J'ai vu des ours pris dans un piège, c'est une expérience que je ne souhaite à personne, et certainement pas à mes amis ou à ceux à qui je veux du bien, peu importe leur espèce. Etre pris dans un piège est traumatisant. La technique de piégeage la plus communément utilisée est le collet, qui entraîne fréquemment des blessures aux pattes. Une fois piégé, l'ours doit être anesthésié à la carabine avant de pouvoir être persé, ce qui entraîne fréquemment un surdosage du produit anesthésiant employé et la mort de l'individu piégé. Enfin, au moment de son réveil, l'ours a tendance à se mettre en route avant d'avoir récupéré tous ses moyens, ce qui, en terrain accidenté, l'amène souvent à se blesser. Enfin, le besoin de se désaltérer après une anesthésie se faisant souvent sentir, il arrive que des ours se noient. Malgré tous ces risques, les biologistes continuent à piéger des ours "pour leur bien". Selon eux, en piégeant des ours et en les "équipant" de colliers émetteurs, ils peuvent mieux les étudier et savoir ce qu'il faut faire pour mieux les protéger.
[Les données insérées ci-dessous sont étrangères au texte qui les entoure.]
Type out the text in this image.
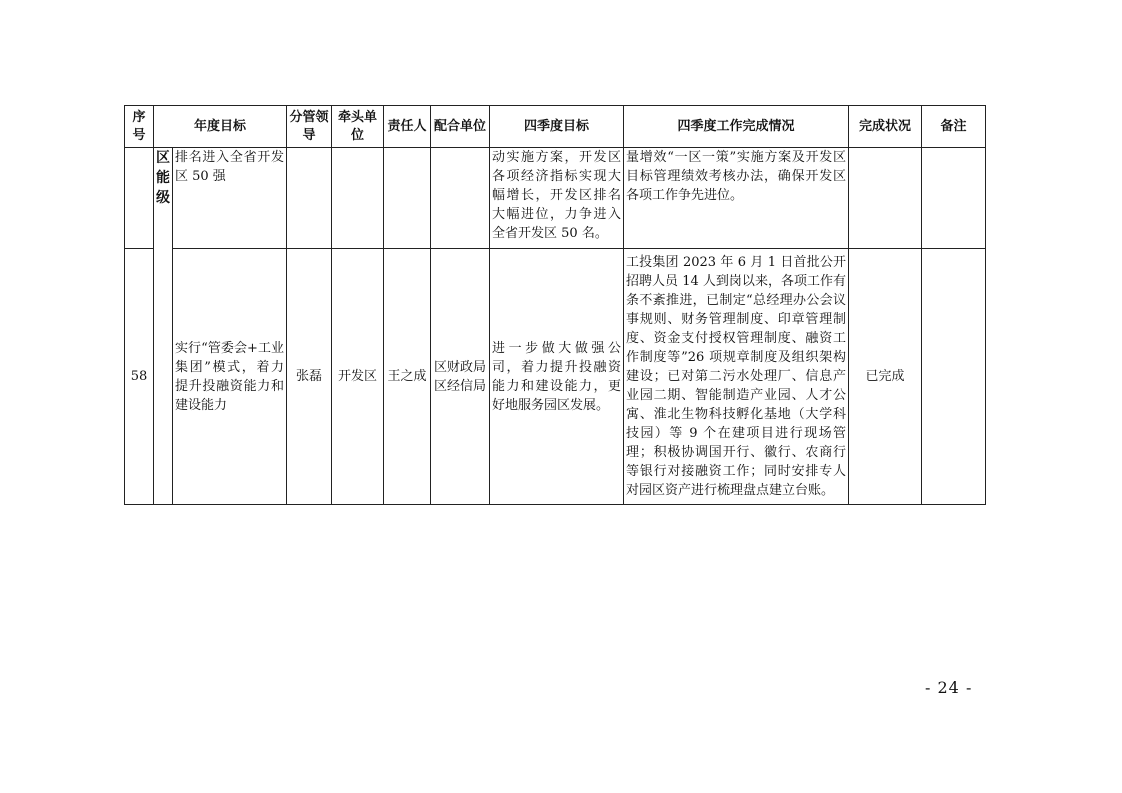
序号	年度目标		分管领导	牵头单位	责任人	配合单位	四季度目标	四季度工作完成情况	完成状况	备注
	区能级	排名进入全省开发区 50 强					动实施方案，开发区各项经济指标实现大幅增长，开发区排名大幅进位，力争进入全省开发区 50 名。	量增效“一区一策”实施方案及开发区目标管理绩效考核办法，确保开发区各项工作争先进位。		
58		实行“管委会+工业集团”模式，着力提升投融资能力和建设能力	张磊	开发区	王之成	区财政局区经信局	进一步做大做强公司，着力提升投融资能力和建设能力，更好地服务园区发展。	工投集团 2023 年 6 月 1 日首批公开招聘人员 14 人到岗以来，各项工作有条不紊推进，已制定“总经理办公会议事规则、财务管理制度、印章管理制度、资金支付授权管理制度、融资工作制度等”26 项规章制度及组织架构建设；已对第二污水处理厂、信息产业园二期、智能制造产业园、人才公寓、淮北生物科技孵化基地（大学科技园）等 9 个在建项目进行现场管理；积极协调国开行、徽行、农商行等银行对接融资工作；同时安排专人对园区资产进行梳理盘点建立台账。	已完成	
- 24 -
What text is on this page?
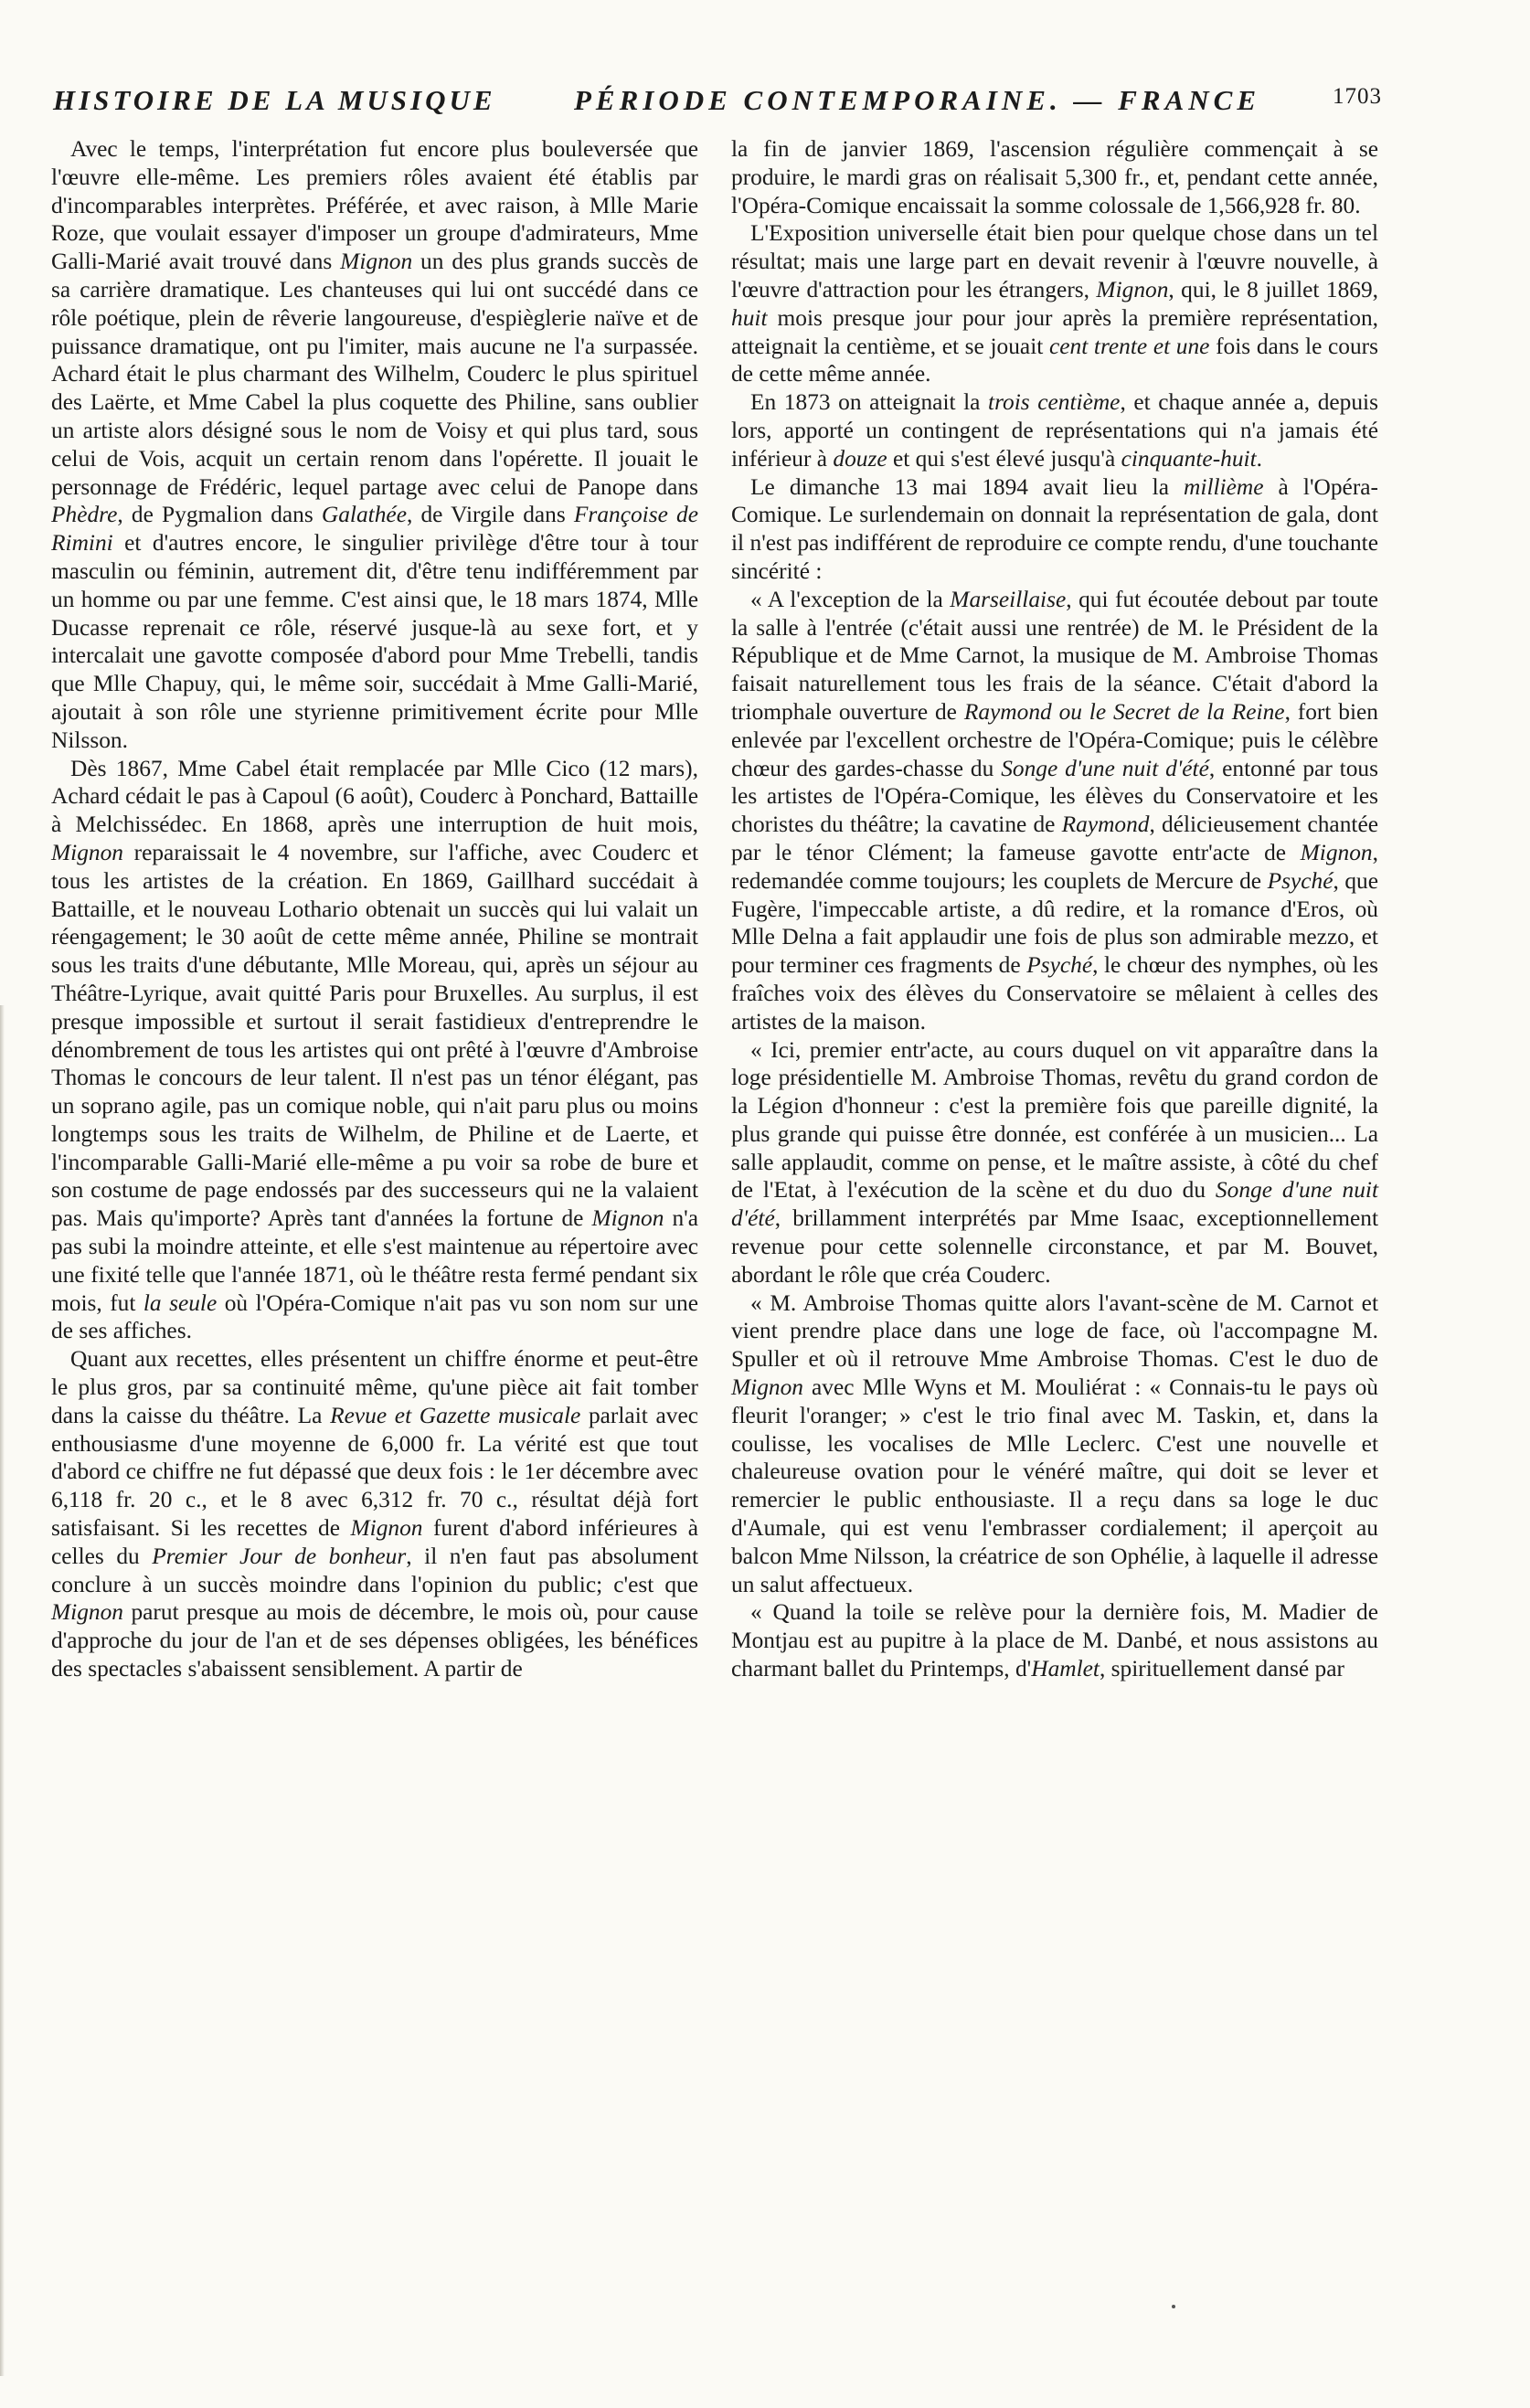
HISTOIRE DE LA MUSIQUE	PÉRIODE CONTEMPORAINE. — FRANCE	1703

Avec le temps, l'interprétation fut encore plus bouleversée que l'œuvre elle-même. Les premiers rôles avaient été établis par d'incomparables interprètes. Préférée, et avec raison, à Mlle Marie Roze, que voulait essayer d'imposer un groupe d'admirateurs, Mme Galli-Marié avait trouvé dans Mignon un des plus grands succès de sa carrière dramatique. Les chanteuses qui lui ont succédé dans ce rôle poétique, plein de rêverie langoureuse, d'espièglerie naïve et de puissance dramatique, ont pu l'imiter, mais aucune ne l'a surpassée. Achard était le plus charmant des Wilhelm, Couderc le plus spirituel des Laërte, et Mme Cabel la plus coquette des Philine, sans oublier un artiste alors désigné sous le nom de Voisy et qui plus tard, sous celui de Vois, acquit un certain renom dans l'opérette. Il jouait le personnage de Frédéric, lequel partage avec celui de Panope dans Phèdre, de Pygmalion dans Galathée, de Virgile dans Françoise de Rimini et d'autres encore, le singulier privilège d'être tour à tour masculin ou féminin, autrement dit, d'être tenu indifféremment par un homme ou par une femme. C'est ainsi que, le 18 mars 1874, Mlle Ducasse reprenait ce rôle, réservé jusque-là au sexe fort, et y intercalait une gavotte composée d'abord pour Mme Trebelli, tandis que Mlle Chapuy, qui, le même soir, succédait à Mme Galli-Marié, ajoutait à son rôle une styrienne primitivement écrite pour Mlle Nilsson.

Dès 1867, Mme Cabel était remplacée par Mlle Cico (12 mars), Achard cédait le pas à Capoul (6 août), Couderc à Ponchard, Battaille à Melchissédec. En 1868, après une interruption de huit mois, Mignon reparaissait le 4 novembre, sur l'affiche, avec Couderc et tous les artistes de la création. En 1869, Gaillhard succédait à Battaille, et le nouveau Lothario obtenait un succès qui lui valait un réengagement; le 30 août de cette même année, Philine se montrait sous les traits d'une débutante, Mlle Moreau, qui, après un séjour au Théâtre-Lyrique, avait quitté Paris pour Bruxelles. Au surplus, il est presque impossible et surtout il serait fastidieux d'entreprendre le dénombrement de tous les artistes qui ont prêté à l'œuvre d'Ambroise Thomas le concours de leur talent. Il n'est pas un ténor élégant, pas un soprano agile, pas un comique noble, qui n'ait paru plus ou moins longtemps sous les traits de Wilhelm, de Philine et de Laerte, et l'incomparable Galli-Marié elle-même a pu voir sa robe de bure et son costume de page endossés par des successeurs qui ne la valaient pas. Mais qu'importe? Après tant d'années la fortune de Mignon n'a pas subi la moindre atteinte, et elle s'est maintenue au répertoire avec une fixité telle que l'année 1871, où le théâtre resta fermé pendant six mois, fut la seule où l'Opéra-Comique n'ait pas vu son nom sur une de ses affiches.

Quant aux recettes, elles présentent un chiffre énorme et peut-être le plus gros, par sa continuité même, qu'une pièce ait fait tomber dans la caisse du théâtre. La Revue et Gazette musicale parlait avec enthousiasme d'une moyenne de 6,000 fr. La vérité est que tout d'abord ce chiffre ne fut dépassé que deux fois : le 1er décembre avec 6,118 fr. 20 c., et le 8 avec 6,312 fr. 70 c., résultat déjà fort satisfaisant. Si les recettes de Mignon furent d'abord inférieures à celles du Premier Jour de bonheur, il n'en faut pas absolument conclure à un succès moindre dans l'opinion du public; c'est que Mignon parut presque au mois de décembre, le mois où, pour cause d'approche du jour de l'an et de ses dépenses obligées, les bénéfices des spectacles s'abaissent sensiblement. A partir de

la fin de janvier 1869, l'ascension régulière commençait à se produire, le mardi gras on réalisait 5,300 fr., et, pendant cette année, l'Opéra-Comique encaissait la somme colossale de 1,566,928 fr. 80.

L'Exposition universelle était bien pour quelque chose dans un tel résultat; mais une large part en devait revenir à l'œuvre nouvelle, à l'œuvre d'attraction pour les étrangers, Mignon, qui, le 8 juillet 1869, huit mois presque jour pour jour après la première représentation, atteignait la centième, et se jouait cent trente et une fois dans le cours de cette même année.

En 1873 on atteignait la trois centième, et chaque année a, depuis lors, apporté un contingent de représentations qui n'a jamais été inférieur à douze et qui s'est élevé jusqu'à cinquante-huit.

Le dimanche 13 mai 1894 avait lieu la millième à l'Opéra-Comique. Le surlendemain on donnait la représentation de gala, dont il n'est pas indifférent de reproduire ce compte rendu, d'une touchante sincérité :

« A l'exception de la Marseillaise, qui fut écoutée debout par toute la salle à l'entrée (c'était aussi une rentrée) de M. le Président de la République et de Mme Carnot, la musique de M. Ambroise Thomas faisait naturellement tous les frais de la séance. C'était d'abord la triomphale ouverture de Raymond ou le Secret de la Reine, fort bien enlevée par l'excellent orchestre de l'Opéra-Comique; puis le célèbre chœur des gardes-chasse du Songe d'une nuit d'été, entonné par tous les artistes de l'Opéra-Comique, les élèves du Conservatoire et les choristes du théâtre; la cavatine de Raymond, délicieusement chantée par le ténor Clément; la fameuse gavotte entr'acte de Mignon, redemandée comme toujours; les couplets de Mercure de Psyché, que Fugère, l'impeccable artiste, a dû redire, et la romance d'Eros, où Mlle Delna a fait applaudir une fois de plus son admirable mezzo, et pour terminer ces fragments de Psyché, le chœur des nymphes, où les fraîches voix des élèves du Conservatoire se mêlaient à celles des artistes de la maison.

« Ici, premier entr'acte, au cours duquel on vit apparaître dans la loge présidentielle M. Ambroise Thomas, revêtu du grand cordon de la Légion d'honneur : c'est la première fois que pareille dignité, la plus grande qui puisse être donnée, est conférée à un musicien... La salle applaudit, comme on pense, et le maître assiste, à côté du chef de l'Etat, à l'exécution de la scène et du duo du Songe d'une nuit d'été, brillamment interprétés par Mme Isaac, exceptionnellement revenue pour cette solennelle circonstance, et par M. Bouvet, abordant le rôle que créa Couderc.

« M. Ambroise Thomas quitte alors l'avant-scène de M. Carnot et vient prendre place dans une loge de face, où l'accompagne M. Spuller et où il retrouve Mme Ambroise Thomas. C'est le duo de Mignon avec Mlle Wyns et M. Mouliérat : « Connais-tu le pays où fleurit l'oranger; » c'est le trio final avec M. Taskin, et, dans la coulisse, les vocalises de Mlle Leclerc. C'est une nouvelle et chaleureuse ovation pour le vénéré maître, qui doit se lever et remercier le public enthousiaste. Il a reçu dans sa loge le duc d'Aumale, qui est venu l'embrasser cordialement; il aperçoit au balcon Mme Nilsson, la créatrice de son Ophélie, à laquelle il adresse un salut affectueux.

« Quand la toile se relève pour la dernière fois, M. Madier de Montjau est au pupitre à la place de M. Danbé, et nous assistons au charmant ballet du Printemps, d'Hamlet, spirituellement dansé par
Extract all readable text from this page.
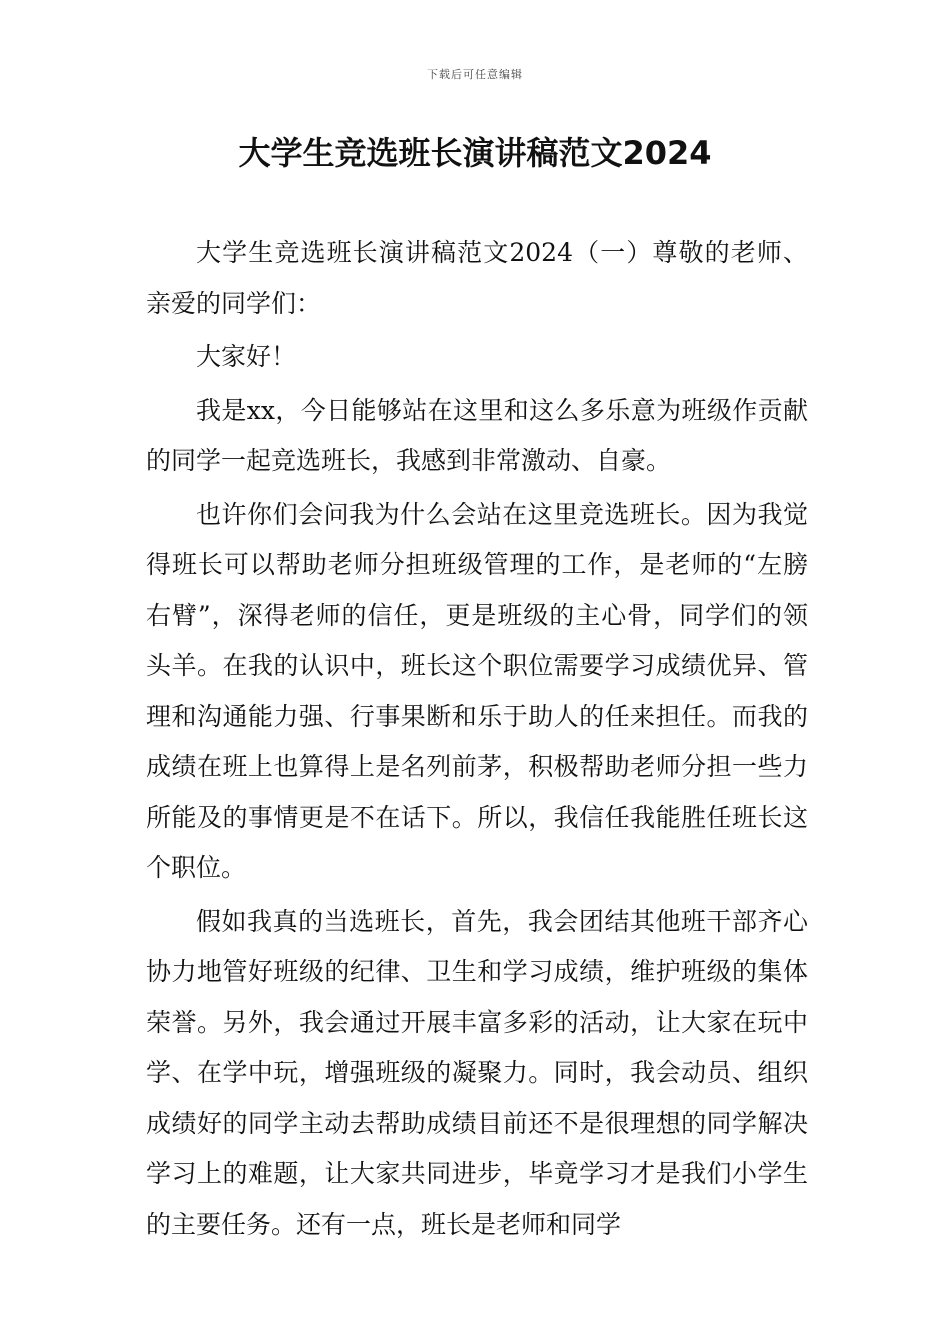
下载后可任意编辑
大学生竞选班长演讲稿范文2024

大学生竞选班长演讲稿范文2024（一）尊敬的老师、亲爱的同学们：

大家好！

我是xx，今日能够站在这里和这么多乐意为班级作贡献的同学一起竞选班长，我感到非常激动、自豪。

也许你们会问我为什么会站在这里竞选班长。因为我觉得班长可以帮助老师分担班级管理的工作，是老师的“左膀右臂”，深得老师的信任，更是班级的主心骨，同学们的领头羊。在我的认识中，班长这个职位需要学习成绩优异、管理和沟通能力强、行事果断和乐于助人的任来担任。而我的成绩在班上也算得上是名列前茅，积极帮助老师分担一些力所能及的事情更是不在话下。所以，我信任我能胜任班长这个职位。

假如我真的当选班长，首先，我会团结其他班干部齐心协力地管好班级的纪律、卫生和学习成绩，维护班级的集体荣誉。另外，我会通过开展丰富多彩的活动，让大家在玩中学、在学中玩，增强班级的凝聚力。同时，我会动员、组织成绩好的同学主动去帮助成绩目前还不是很理想的同学解决学习上的难题，让大家共同进步，毕竟学习才是我们小学生的主要任务。还有一点，班长是老师和同学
En réalité, je me suis rendu compte que la motivation des biologistes à piéger des ours a plus affaire avec leur carrière et leur avancement professionnel qu'avec la protection des ours. Il y a un fossé entre les biologistes qui ont piégé des ours et ceux qui n 'en ont pas piégé." (p.88-89)


La manie qu'a l'homme moderne de contrôler les espèces vivantes, animales et végétales, prend ici des proportions absurdes et tristes.


Lire Pascal Wick, berger et docteur en économie, spécialiste reconnu des chiens de protection à l'usage des bergers, c'est se rendre compte de la richesse d'une vie "à la marge" (p.104) et des fatras et des fouillis de vies modernes sédentaires. C'est quelques heures de pur bonheur. Par son exemple, il ajoute une pierre à la fascinante existence de l'humanité nomade qui sait être encore au milieu des éléments et partir sur la pointe des pieds sans laisser trop de traces.

Références: Journal d'un berger nomade, Pascal Wick, Le Seuil, 2009.